SOUTHERN NEGROES IN NEW YORK CITY.

In our efforts to find out the needs of the emigrants for Liberia, now in New York, we have discovered facts in regard to the resident colored population in the city which were to us a great surprise. One of its most intelligent colored men informs us that of the 20,000 colored inhabitants in this city, only about 5,000 are of Northern birth.

A church organized two years ago, with 21 members, has now a membership of 150, and a congregation of about 800, all of whom are from the South. They now worship in a hall for which they pay $40 per month; have raised more than $3,000 for current expenses; $300 for charities, and have $2,000 in bank toward a church building. The pastor of this church is a young ex-slave from Norfolk, Virginia.

Now, in regard to the refugees themselves, we believe an attendance upon the meeting in Dr. Garnet’s church, called to organize and systematize the effort to care for them, would have proved a radical cure for chronic and most persistent doubt as to the negroes’ ability to meet an emergency. The overflowing charity of that meeting was only matched by the wisdom, prudence and skill with which it was managed.

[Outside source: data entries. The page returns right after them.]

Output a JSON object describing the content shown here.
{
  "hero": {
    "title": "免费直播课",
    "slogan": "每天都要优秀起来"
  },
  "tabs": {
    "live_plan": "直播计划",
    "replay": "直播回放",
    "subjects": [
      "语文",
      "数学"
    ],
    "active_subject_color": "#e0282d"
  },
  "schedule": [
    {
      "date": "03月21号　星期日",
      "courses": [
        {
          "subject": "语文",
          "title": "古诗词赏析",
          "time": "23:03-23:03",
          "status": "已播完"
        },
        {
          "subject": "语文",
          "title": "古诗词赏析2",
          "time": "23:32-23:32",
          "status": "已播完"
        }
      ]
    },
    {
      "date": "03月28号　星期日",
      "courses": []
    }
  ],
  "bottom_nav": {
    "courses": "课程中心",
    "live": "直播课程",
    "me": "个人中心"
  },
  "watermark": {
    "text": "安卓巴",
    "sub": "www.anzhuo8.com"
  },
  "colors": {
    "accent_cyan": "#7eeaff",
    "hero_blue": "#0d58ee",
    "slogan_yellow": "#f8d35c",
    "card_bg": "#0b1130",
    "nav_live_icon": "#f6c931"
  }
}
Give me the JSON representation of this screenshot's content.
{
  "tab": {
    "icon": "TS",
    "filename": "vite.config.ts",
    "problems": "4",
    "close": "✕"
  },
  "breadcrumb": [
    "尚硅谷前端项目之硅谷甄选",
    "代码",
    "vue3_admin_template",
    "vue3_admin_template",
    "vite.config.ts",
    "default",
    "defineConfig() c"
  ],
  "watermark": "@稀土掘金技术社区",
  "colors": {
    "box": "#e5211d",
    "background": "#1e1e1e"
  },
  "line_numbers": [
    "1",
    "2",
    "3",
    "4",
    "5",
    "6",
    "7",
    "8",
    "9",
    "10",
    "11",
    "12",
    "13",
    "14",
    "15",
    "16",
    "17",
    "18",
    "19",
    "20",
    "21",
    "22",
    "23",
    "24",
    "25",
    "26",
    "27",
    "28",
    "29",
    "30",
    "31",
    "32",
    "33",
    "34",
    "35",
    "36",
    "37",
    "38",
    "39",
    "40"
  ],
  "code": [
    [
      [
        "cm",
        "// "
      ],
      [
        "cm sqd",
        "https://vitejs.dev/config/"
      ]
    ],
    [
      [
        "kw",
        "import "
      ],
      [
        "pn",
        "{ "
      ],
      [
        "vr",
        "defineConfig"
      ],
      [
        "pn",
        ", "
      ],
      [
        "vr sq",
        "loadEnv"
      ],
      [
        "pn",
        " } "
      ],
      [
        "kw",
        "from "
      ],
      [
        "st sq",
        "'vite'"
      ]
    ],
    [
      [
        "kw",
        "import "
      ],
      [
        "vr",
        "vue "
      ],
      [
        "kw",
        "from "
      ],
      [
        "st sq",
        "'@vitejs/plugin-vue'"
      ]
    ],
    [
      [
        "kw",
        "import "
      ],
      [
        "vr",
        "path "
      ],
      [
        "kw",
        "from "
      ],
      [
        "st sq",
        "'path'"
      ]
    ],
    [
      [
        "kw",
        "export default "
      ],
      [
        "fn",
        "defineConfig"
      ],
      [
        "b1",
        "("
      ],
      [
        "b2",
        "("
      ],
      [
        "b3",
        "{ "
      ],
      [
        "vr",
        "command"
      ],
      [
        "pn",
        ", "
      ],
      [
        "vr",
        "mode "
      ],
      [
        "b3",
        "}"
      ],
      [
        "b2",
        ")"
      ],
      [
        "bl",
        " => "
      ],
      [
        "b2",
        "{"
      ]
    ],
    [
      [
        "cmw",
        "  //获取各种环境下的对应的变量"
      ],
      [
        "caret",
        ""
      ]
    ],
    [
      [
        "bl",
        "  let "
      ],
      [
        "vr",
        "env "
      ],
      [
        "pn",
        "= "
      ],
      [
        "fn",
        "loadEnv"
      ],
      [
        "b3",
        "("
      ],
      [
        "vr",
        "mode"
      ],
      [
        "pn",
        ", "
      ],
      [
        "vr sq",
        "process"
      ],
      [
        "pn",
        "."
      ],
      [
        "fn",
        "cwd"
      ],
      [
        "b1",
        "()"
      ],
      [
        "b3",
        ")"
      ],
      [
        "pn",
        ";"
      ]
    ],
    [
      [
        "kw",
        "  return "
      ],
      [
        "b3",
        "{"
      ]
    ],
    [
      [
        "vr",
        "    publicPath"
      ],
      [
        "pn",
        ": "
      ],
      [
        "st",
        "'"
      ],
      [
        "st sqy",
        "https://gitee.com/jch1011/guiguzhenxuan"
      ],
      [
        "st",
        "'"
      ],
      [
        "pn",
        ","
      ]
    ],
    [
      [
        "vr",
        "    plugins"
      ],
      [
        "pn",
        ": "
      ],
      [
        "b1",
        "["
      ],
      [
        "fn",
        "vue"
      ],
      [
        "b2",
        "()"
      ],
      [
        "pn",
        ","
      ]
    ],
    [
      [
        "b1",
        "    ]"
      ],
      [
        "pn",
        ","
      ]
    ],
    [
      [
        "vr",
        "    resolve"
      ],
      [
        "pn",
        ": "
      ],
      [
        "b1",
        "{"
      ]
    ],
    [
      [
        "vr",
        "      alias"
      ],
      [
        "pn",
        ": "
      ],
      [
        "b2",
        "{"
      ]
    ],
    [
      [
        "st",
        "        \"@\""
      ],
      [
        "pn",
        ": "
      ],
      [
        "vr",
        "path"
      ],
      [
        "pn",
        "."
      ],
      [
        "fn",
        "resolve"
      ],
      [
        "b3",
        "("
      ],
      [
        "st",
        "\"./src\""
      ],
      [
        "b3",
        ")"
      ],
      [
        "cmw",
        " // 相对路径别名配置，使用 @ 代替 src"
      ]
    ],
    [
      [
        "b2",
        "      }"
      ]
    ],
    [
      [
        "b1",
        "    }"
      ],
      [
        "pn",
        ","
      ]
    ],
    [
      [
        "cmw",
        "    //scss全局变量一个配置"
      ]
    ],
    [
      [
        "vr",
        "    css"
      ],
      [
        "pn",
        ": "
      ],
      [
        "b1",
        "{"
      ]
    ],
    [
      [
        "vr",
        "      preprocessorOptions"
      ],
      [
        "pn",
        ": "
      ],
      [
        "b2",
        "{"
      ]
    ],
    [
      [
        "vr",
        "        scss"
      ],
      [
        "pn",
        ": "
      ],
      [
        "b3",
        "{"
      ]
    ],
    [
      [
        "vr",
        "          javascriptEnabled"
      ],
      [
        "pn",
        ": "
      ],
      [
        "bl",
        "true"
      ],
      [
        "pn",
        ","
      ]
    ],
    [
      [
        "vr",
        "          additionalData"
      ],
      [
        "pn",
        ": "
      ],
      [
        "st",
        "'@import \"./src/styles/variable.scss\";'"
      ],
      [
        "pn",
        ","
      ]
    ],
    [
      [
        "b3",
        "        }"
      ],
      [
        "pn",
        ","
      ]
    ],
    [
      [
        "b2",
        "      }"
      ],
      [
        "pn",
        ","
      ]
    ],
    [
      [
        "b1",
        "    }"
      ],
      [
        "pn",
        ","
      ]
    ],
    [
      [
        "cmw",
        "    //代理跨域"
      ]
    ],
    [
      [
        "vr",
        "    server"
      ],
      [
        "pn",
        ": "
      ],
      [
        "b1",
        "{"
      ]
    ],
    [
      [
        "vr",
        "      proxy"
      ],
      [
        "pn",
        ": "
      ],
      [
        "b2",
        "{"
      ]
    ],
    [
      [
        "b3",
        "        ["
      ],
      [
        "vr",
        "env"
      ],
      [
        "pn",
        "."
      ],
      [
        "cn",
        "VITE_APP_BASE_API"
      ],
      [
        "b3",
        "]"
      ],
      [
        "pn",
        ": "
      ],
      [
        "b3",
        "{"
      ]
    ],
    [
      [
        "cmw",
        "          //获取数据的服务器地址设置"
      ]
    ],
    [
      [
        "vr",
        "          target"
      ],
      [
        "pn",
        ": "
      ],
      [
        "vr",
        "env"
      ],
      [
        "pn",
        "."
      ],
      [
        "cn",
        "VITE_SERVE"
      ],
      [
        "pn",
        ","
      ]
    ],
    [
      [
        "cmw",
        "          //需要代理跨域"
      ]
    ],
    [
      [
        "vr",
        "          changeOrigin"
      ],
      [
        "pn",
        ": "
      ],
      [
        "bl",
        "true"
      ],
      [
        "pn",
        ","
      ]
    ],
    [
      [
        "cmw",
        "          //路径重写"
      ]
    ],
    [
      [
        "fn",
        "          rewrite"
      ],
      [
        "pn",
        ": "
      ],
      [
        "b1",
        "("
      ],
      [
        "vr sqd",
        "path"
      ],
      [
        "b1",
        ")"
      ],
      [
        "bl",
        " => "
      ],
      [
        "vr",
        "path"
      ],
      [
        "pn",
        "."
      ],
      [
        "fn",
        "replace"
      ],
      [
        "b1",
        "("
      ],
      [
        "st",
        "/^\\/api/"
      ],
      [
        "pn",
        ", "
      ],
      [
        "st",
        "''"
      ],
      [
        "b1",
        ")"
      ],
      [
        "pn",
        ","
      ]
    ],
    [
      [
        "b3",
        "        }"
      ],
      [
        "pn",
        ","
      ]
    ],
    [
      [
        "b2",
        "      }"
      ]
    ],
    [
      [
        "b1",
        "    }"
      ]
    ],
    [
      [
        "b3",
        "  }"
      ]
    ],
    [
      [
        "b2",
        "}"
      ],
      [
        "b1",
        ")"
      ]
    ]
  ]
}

If the Christian churches and friends of Christ would but seek out, and bring as prominently before the public, facts, of which there are many, such as the above, showing the rapid progress these people are making under great discouragements, as the police courts and enemies of the negro report and dwell upon those which show his degradation, we are confident he would be held in much higher estimation.

We venture to say that a like number of refugees of any other race, in as great destitution, with a similar story of wrongs, whether true or false, could not be so quietly stowed away in New York, or left to be cared for so exclusively by their own people. There have been no urgent appeals to the public, and either none at all, or but a passing notice of their arrival, in our religious papers.